InseeFr / Trevas

Transformation engine and validator for statistics.
MIT License
12 stars 5 forks source link

Regex operations #334

Open NicoLaval opened 6 months ago

NicoLaval commented 6 months ago

@noahboerger you reported:

Could you precise please?

noahboerger commented 5 months ago

The testcase this note is raised from is from the BdI testcases the one under "string/pattern_replacement_3".

There the replace function is called with the pattern [a-e-i-o-u] but wanting to only replace the letters a, e, i, o, u. This pattern seems to be weird out of my point of view so i transformed it to the pattern [a|e|i|o|u] to get the expected result.

It was more a note on my side, that maybe the engine of BdI and Trevas may be using a different pattern syntax or something is wrong with this testcase itself. Nothing that should be adjusted in Trevas.

So i would propose to close this issue.

hadrienk commented 5 months ago

What does the spec says about the regexp syntax?

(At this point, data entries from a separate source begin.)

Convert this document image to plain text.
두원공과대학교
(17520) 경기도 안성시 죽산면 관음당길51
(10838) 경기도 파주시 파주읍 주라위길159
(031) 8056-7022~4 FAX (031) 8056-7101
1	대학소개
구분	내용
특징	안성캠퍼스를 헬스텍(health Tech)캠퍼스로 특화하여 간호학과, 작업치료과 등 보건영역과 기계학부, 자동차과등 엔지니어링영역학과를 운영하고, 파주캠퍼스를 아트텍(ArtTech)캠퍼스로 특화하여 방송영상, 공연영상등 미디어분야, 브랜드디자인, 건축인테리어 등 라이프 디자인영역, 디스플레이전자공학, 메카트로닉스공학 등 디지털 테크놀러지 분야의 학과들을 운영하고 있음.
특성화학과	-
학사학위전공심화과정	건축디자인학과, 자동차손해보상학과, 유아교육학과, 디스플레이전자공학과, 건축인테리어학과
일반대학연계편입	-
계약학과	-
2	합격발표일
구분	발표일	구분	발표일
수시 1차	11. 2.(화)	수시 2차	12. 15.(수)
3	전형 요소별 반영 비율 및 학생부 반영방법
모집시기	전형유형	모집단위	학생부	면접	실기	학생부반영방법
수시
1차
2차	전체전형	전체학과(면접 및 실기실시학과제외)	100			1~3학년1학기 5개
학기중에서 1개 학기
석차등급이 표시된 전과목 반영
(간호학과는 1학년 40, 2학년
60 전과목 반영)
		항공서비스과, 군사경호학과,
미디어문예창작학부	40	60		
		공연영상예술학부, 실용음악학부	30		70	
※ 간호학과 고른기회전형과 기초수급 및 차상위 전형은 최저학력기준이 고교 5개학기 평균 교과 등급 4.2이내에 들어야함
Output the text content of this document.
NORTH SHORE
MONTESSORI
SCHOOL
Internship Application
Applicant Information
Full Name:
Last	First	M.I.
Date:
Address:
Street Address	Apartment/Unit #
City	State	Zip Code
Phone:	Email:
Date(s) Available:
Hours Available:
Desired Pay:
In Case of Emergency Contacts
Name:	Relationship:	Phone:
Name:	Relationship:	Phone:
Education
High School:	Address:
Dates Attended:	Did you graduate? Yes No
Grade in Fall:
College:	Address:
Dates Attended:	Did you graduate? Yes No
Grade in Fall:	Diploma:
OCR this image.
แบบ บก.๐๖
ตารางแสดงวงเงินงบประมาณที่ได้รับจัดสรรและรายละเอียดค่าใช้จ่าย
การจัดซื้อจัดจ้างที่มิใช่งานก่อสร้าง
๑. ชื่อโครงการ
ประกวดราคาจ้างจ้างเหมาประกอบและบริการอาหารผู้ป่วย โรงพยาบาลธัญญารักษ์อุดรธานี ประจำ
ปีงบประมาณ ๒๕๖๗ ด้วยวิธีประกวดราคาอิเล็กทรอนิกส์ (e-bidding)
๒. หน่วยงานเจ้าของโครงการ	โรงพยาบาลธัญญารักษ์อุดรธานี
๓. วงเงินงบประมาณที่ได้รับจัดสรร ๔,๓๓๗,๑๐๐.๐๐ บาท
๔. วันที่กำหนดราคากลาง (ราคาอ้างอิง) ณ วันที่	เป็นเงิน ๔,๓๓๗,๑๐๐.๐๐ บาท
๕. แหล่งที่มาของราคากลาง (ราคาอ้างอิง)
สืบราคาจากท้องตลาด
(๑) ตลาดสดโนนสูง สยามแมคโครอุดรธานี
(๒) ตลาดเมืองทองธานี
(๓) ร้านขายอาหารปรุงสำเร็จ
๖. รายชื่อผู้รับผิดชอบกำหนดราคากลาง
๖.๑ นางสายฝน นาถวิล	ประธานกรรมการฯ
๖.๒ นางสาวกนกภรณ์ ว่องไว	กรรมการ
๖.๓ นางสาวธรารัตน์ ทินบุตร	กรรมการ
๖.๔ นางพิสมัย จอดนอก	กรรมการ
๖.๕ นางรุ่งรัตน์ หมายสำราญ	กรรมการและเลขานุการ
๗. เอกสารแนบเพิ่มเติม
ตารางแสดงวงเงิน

noahboerger commented 5 months ago

The reference manual of match_characters provides the following information (p. 116):

match_characters returns TRUE if op matches the regular expression regexp, FALSE otherwise. The string regexp is an Extended Regular Expression as described in the POSIX standard. Different implementations of VTL may implement different versions of the POSIX standard therefore it is possible that match_characters may behave in slightly different ways.

for replace no explicit reference to a pattern standard seems to be made and also the examples are only containing simple string values.

NicoLaval commented 5 months ago

It's a problem.

I opened an issue in the TF repo